According to Berry, this is valid advice that can be applied as a framework for healthy food species-wide, but within these parameters, there’s ample room for variation and refinement. “By providing bespoke advice, we can provide individuals with the knowledge of how to eat best for their individual metabolic responses.”
Brand-Miller, meanwhile, is all in favor of the new market for personalized nutrition plans, even in their current premature and exploratory form. “I’m someone who wants to see people make positive changes to their lifestyle in order to improve quality of life and to reduce the health-care budget,” she says, envisioning tech-led bespoke dieting products as one more way of encouraging people to take an interest in their health. “My feeling is that you need to press the right buttons to get behavior to change, and personalized nutrition might be one of those buttons.”
Illustrating how pressing the buttons — or tapping the screen — on a highly customized dieting app might usefully dovetail with the kind of blanket low-G.I. recommendations publicized by her own foundation, she offers an example: Let’s say a personalized diet company has shown “that you’ve got a predisposition to diabetes; you’ve got 300 of the 400 gene mutations associated with getting Type-2 diabetes — it would then be important for you to take note of the most beneficial carbohydrate foods.” Good point.
So it seems as though that the data-crunching power of technology is now at the point where it can cope with the dizzying array of internal processes and external influences that contour human nutrition.
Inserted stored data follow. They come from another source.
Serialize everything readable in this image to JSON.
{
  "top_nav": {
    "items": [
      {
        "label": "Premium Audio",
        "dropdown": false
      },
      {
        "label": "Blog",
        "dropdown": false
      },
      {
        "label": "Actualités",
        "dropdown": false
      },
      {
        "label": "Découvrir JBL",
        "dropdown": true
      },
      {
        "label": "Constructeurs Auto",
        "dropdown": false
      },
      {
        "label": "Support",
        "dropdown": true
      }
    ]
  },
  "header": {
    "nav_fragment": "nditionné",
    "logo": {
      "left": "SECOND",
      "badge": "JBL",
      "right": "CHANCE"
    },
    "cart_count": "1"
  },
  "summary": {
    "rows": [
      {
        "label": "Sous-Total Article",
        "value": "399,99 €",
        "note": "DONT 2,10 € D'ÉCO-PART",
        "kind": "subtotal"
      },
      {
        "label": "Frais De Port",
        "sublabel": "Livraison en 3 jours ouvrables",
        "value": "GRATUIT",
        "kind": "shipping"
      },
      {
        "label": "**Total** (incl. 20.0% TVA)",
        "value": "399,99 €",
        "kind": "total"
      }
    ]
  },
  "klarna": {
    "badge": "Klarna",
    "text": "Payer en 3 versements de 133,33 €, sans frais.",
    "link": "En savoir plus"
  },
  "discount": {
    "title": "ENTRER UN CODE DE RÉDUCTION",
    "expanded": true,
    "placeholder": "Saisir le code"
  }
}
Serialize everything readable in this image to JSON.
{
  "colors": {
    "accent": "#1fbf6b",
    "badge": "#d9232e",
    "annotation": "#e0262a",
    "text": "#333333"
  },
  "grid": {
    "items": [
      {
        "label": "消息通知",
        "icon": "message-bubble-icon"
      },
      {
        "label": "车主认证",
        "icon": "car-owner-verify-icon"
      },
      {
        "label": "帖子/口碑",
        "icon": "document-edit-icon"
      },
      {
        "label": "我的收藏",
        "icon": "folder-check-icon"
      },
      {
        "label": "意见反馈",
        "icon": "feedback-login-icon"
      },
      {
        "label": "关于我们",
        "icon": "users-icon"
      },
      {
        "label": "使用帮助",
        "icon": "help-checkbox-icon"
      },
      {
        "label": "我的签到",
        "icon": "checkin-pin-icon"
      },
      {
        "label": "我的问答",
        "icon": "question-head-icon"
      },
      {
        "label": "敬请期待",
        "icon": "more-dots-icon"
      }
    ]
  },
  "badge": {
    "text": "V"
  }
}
The next step is understanding all those interactions in the sort of fine-grain resolution that’s needed for firm, medical-grade advice. Insights from studies like the Zoe project, says Berry, “combined with machine-learning expertise is enabling us to build algorithms to predict an individual’s response to food.”
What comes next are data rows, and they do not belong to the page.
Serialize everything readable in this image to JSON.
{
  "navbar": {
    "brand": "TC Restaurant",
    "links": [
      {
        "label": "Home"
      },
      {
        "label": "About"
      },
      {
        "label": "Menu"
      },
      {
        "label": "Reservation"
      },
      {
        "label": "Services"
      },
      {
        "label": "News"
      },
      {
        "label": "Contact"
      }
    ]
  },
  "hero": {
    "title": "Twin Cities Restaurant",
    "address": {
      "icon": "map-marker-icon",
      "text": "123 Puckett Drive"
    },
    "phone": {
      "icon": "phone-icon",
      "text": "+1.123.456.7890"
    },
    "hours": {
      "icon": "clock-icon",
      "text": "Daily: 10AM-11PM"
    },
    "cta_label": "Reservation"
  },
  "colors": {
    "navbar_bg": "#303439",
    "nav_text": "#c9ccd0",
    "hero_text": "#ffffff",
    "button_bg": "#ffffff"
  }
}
But even if a fully comprehensive personalized readout on what we should be feeding ourselves is some way off yet, the steps taken so far are already changing the way we’re appraising what’s on each other’s plates. “Nutrition research is seeing a big shift away from looking at nutrient-only advice and recognizing the importance of food-based and dietary-pattern advice. We’re also recognizing the oversimplification of looking at population averages when determining the health effects of foods.”
The Zoe project’s first round of findings, meanwhile, is an early indication of “the magnitude of the variability between apparently healthy people, how little of this is to do with the composition of the meal itself, and most importantly,” says Berry, “how much isn’t genetic, and therefore, modifiable.” For her, that makes the future of personalized nutrition “really exciting, for scientists and individuals. We really do have the power to modify our responses to food and our long-term health.”
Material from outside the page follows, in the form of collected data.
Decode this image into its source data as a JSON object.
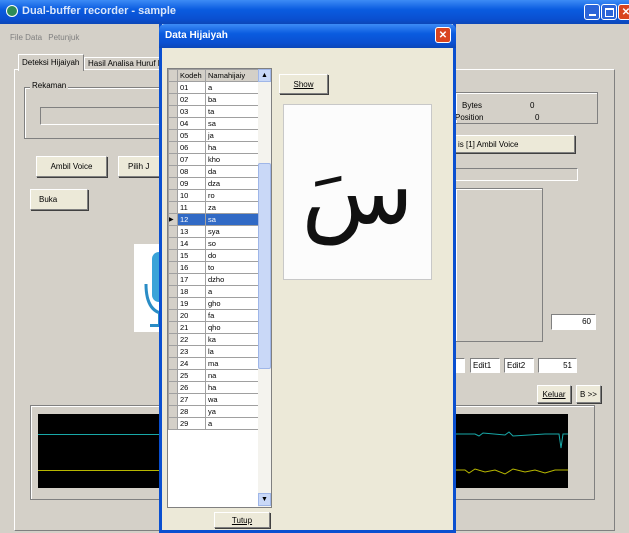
{
  "main_window": {
    "title": "Dual-buffer recorder - sample"
  },
  "menu": [
    "File Data",
    "Petunjuk"
  ],
  "tabs": [
    "Deteksi Hijaiyah",
    "Hasil Analisa Huruf H"
  ],
  "rekaman": {
    "group_label": "Rekaman",
    "ambil_voice": "Ambil Voice",
    "pilih": "Pilih J",
    "buka": "Buka"
  },
  "stats": {
    "bytes_label": "Bytes",
    "bytes_value": "0",
    "position_label": "Position",
    "position_value": "0"
  },
  "analysis_button": "is [1] Ambil Voice",
  "field_60": "60",
  "edit1": "Edit1",
  "edit2": "Edit2",
  "field_51": "51",
  "keluar": "Keluar",
  "next": "B >>",
  "dialog": {
    "title": "Data Hijaiyah",
    "col_kode": "Kodeh",
    "col_nama": "Namahijaiy",
    "show_button": "Show",
    "tutup_button": "Tutup",
    "glyph": "سَ",
    "rows": [
      {
        "kode": "01",
        "nama": "a"
      },
      {
        "kode": "02",
        "nama": "ba"
      },
      {
        "kode": "03",
        "nama": "ta"
      },
      {
        "kode": "04",
        "nama": "sa"
      },
      {
        "kode": "05",
        "nama": "ja"
      },
      {
        "kode": "06",
        "nama": "ha"
      },
      {
        "kode": "07",
        "nama": "kho"
      },
      {
        "kode": "08",
        "nama": "da"
      },
      {
        "kode": "09",
        "nama": "dza"
      },
      {
        "kode": "10",
        "nama": "ro"
      },
      {
        "kode": "11",
        "nama": "za"
      },
      {
        "kode": "12",
        "nama": "sa"
      },
      {
        "kode": "13",
        "nama": "sya"
      },
      {
        "kode": "14",
        "nama": "so"
      },
      {
        "kode": "15",
        "nama": "do"
      },
      {
        "kode": "16",
        "nama": "to"
      },
      {
        "kode": "17",
        "nama": "dzho"
      },
      {
        "kode": "18",
        "nama": "a"
      },
      {
        "kode": "19",
        "nama": "gho"
      },
      {
        "kode": "20",
        "nama": "fa"
      },
      {
        "kode": "21",
        "nama": "qho"
      },
      {
        "kode": "22",
        "nama": "ka"
      },
      {
        "kode": "23",
        "nama": "la"
      },
      {
        "kode": "24",
        "nama": "ma"
      },
      {
        "kode": "25",
        "nama": "na"
      },
      {
        "kode": "26",
        "nama": "ha"
      },
      {
        "kode": "27",
        "nama": "wa"
      },
      {
        "kode": "28",
        "nama": "ya"
      },
      {
        "kode": "29",
        "nama": "a"
      }
    ],
    "selected_index": 11
  }
}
And what of the old-style programmed diets? Whether they’re founded in vinegar vanity, weight-loss wishful thinking or the best available statistical evidence for healthy populations, if they’re not flexible enough to accommodate the whole menagerie of metabolisms that are out there, they might not survive too long into the age of personalized nutrition planning. Just like the promises they so rarely seem to deliver on, they will carry little weight.